Dr. Alexander Wyatt, PhD

Vancouver Prostate Centre

Dr. Wyatt is an associate professor in Urologic Sciences at the University of British Columbia, Canada. He is a senior research scientist at the Vancouver Prostate Centre and also cross-appointed at BC Cancer. Dr. Wyatt has a DPhil in genetics from the University of Oxford. His research goals are to identify associations between genomic alterations and patient outcomes in metastatic prostate and bladder cancer, and to translate these findings into clinical biomarkers. Dr. Wyatt has developed novel laboratory and computational techniques to study plasma circulating tumour DNA (ctDNA). Through application of these methods to clinical trial cohorts, his team has demonstrated that ctDNA is highly representative of metastatic lesions, and that somatic alterations detected in ctDNA can help predict prostate cancer therapy resistance or response.

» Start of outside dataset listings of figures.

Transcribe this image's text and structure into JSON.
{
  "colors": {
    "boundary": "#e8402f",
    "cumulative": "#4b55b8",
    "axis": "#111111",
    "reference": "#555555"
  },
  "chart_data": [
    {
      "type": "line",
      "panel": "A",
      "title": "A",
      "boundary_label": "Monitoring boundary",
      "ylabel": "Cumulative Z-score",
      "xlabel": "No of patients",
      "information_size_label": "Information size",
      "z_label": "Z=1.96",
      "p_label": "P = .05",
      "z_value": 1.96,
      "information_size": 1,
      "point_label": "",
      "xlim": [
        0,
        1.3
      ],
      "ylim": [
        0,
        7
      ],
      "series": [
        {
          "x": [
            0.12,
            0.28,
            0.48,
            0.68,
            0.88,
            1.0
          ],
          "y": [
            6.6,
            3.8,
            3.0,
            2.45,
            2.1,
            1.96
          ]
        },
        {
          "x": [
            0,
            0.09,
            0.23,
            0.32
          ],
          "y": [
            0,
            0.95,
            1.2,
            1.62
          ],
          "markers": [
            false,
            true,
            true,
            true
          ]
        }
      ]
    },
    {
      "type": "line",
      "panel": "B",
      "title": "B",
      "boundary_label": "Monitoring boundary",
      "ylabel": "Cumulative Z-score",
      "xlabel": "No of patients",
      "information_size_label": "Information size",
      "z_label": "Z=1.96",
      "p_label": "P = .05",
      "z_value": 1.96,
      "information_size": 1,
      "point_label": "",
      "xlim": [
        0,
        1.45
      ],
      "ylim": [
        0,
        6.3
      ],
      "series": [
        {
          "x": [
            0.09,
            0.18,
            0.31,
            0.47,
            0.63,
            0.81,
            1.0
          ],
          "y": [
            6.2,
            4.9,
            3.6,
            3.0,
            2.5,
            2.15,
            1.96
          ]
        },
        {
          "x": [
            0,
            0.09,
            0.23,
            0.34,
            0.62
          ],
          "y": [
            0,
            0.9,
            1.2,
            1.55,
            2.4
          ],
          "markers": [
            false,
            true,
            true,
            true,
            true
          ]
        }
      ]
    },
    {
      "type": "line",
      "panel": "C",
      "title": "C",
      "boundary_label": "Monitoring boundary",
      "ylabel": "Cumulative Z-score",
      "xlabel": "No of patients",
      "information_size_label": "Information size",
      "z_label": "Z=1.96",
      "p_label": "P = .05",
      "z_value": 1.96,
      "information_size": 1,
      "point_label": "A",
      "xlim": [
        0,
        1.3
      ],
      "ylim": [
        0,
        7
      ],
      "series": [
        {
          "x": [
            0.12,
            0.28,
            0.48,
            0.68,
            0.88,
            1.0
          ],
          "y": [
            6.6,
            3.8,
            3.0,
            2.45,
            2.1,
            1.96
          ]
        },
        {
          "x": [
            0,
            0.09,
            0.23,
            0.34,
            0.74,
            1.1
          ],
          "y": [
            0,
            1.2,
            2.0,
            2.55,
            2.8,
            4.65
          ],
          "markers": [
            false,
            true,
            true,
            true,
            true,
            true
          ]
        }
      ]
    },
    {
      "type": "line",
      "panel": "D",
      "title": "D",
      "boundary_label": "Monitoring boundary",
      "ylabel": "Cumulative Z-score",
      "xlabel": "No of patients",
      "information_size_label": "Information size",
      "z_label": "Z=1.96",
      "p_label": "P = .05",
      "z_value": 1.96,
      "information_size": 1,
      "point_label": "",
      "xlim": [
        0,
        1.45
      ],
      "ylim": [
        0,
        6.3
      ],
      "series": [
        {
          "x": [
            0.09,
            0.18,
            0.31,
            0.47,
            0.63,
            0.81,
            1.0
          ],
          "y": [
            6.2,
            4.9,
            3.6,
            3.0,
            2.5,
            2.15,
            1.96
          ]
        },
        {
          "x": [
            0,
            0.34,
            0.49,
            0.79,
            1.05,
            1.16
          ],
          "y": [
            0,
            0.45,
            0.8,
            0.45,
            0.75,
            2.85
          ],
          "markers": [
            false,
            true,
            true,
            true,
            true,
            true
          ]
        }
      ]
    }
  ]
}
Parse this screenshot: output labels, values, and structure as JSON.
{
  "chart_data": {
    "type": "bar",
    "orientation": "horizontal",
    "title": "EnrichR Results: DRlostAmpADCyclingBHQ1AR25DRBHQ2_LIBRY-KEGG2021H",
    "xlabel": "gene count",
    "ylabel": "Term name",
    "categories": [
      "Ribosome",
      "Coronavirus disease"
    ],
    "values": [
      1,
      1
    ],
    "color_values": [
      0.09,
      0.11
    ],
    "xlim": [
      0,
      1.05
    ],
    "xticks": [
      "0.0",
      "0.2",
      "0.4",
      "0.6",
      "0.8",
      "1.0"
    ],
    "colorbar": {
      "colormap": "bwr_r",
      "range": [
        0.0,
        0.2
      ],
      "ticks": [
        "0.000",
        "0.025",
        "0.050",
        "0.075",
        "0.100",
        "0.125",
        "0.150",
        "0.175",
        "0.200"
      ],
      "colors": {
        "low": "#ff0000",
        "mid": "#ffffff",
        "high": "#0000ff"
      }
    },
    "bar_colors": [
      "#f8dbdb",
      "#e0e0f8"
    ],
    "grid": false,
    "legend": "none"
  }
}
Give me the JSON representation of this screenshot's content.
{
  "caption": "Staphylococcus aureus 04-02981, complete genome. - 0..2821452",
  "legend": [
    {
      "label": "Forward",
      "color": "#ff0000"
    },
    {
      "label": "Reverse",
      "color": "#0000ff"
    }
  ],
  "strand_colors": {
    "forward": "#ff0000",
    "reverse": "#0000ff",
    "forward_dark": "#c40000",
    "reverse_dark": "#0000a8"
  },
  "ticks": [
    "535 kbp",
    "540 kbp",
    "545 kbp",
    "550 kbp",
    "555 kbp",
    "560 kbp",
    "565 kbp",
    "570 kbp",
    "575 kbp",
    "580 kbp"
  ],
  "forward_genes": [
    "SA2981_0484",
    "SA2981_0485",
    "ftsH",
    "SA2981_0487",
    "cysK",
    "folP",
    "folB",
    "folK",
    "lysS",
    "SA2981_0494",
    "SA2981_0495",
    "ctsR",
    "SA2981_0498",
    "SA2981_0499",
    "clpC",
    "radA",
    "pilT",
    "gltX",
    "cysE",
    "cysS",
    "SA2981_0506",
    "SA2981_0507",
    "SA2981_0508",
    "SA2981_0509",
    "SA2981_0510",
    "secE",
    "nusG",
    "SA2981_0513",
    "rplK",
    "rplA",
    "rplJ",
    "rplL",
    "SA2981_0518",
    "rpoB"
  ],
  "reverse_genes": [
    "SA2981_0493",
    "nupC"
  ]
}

Dr. Anna Spreafico, MD, PhD

Princess Margaret Cancer Centre

Dr. Spreafico is Associate Professor at the University of Toronto and Clinician Investigator in the Division of Medical Oncology and Hematology at the Princess Margaret Cancer Centre, University Health Network, Toronto, Canada. Her previous training includes a PhD in translational research in the Program for Evaluation of Targeted Therapies at the University of Colorado, USA, and a subspecialty fellowship in experimental therapeutics at the Princess Margaret Cancer Centre. 

Dr. Spreafico serves as the Head and Neck Medical Oncology Disease Site Lead and Director of the Phase I Drug Development Fellowship at the Princess Margaret Cancer Centre. Dr. Spreafico is a member of the CCTG Head and Neck Disease site Executive Committee. She serves on the US NCI Head and Neck Cancer Steering Committee rare tumor task force, and she is the Co-Chair of the NRG Oncology Recurrent/Metastatic H&N Cancer Working Group. Dr. Spreafico's full-time academic practice and research include early phase clinical trials, with disease-specific interests in skin/melanoma, and head and neck cancers. Her translational research focuses on immuno-oncology-based, microbiome and cancer interception-driven studies and she leads as PI, CCTG, NRG and NCI CTEP early phase investigator-initiated clinical trials.

Dr. George Zogopoulos

McGill University

George Zogopoulos, MD (Toronto), PhD (McGill), FRCS(C), FACS is an Associate Professor of Surgery and Oncology at McGill University, a staff surgeon at the McGill University Health Centre (MUHC), and scientist at the Research Institute of the MUHC and the Rosalind and Morris Goodman Cancer Institute. He is a senior clinical research scholar of the Fonds de recherche du Québec - Santé, with a translational research program studying the genetics and oncogenomics of pancreaticobiliary cancers. His clinical practice focuses on the surgical treatment of pancreatic, biliary and hepatic malignancies as well as abdominal organ transplantation with an interest in transplant oncology.



Dr. Logan Walsh, PhD

McGill University

Dr. Walsh did his postdoctoral training at Memorial Sloan Kettering Cancer Center and is now an Assistant Professor at the Goodman Cancer Institute and Department of Human Genetics at McGill University. He currently holds the Rosalind Goodman Chair in Lung Cancer Research. Dr. Walsh’s lab is very technology focused, and uses spatial proteomics combined with artificial intelligence to help develop personalized medicine strategies for cancer patients. His recent work involves understanding the tumour immune microenvironment and how we can leverage spatial information from routine pathology sections to better understand cancer progression and response to immunotherapy. 

Dr. Andy Minn, MD, PhD

University of Pennsylvania

Andy Minn is a Professor in the Department of Radiation Oncology and the Abramson Family Cancer Research Institute at the University of Pennsylvania. He is also Director of the Mark Foundation Center for Immunotherapy, Immune Signaling, and Radiation at Penn.

Dr. Minn received his MD and PhD from the University of Chicago where he studied the structure, function, and regulation of programmed cell death genes with Dr. Craig Thompson. He then did his medical residency in radiation oncology at Memorial Sloan-Kettering Cancer Center. There, he also did his post-doctoral training with Dr. Joan Massague, studying genes that control tissue-specific metastasis.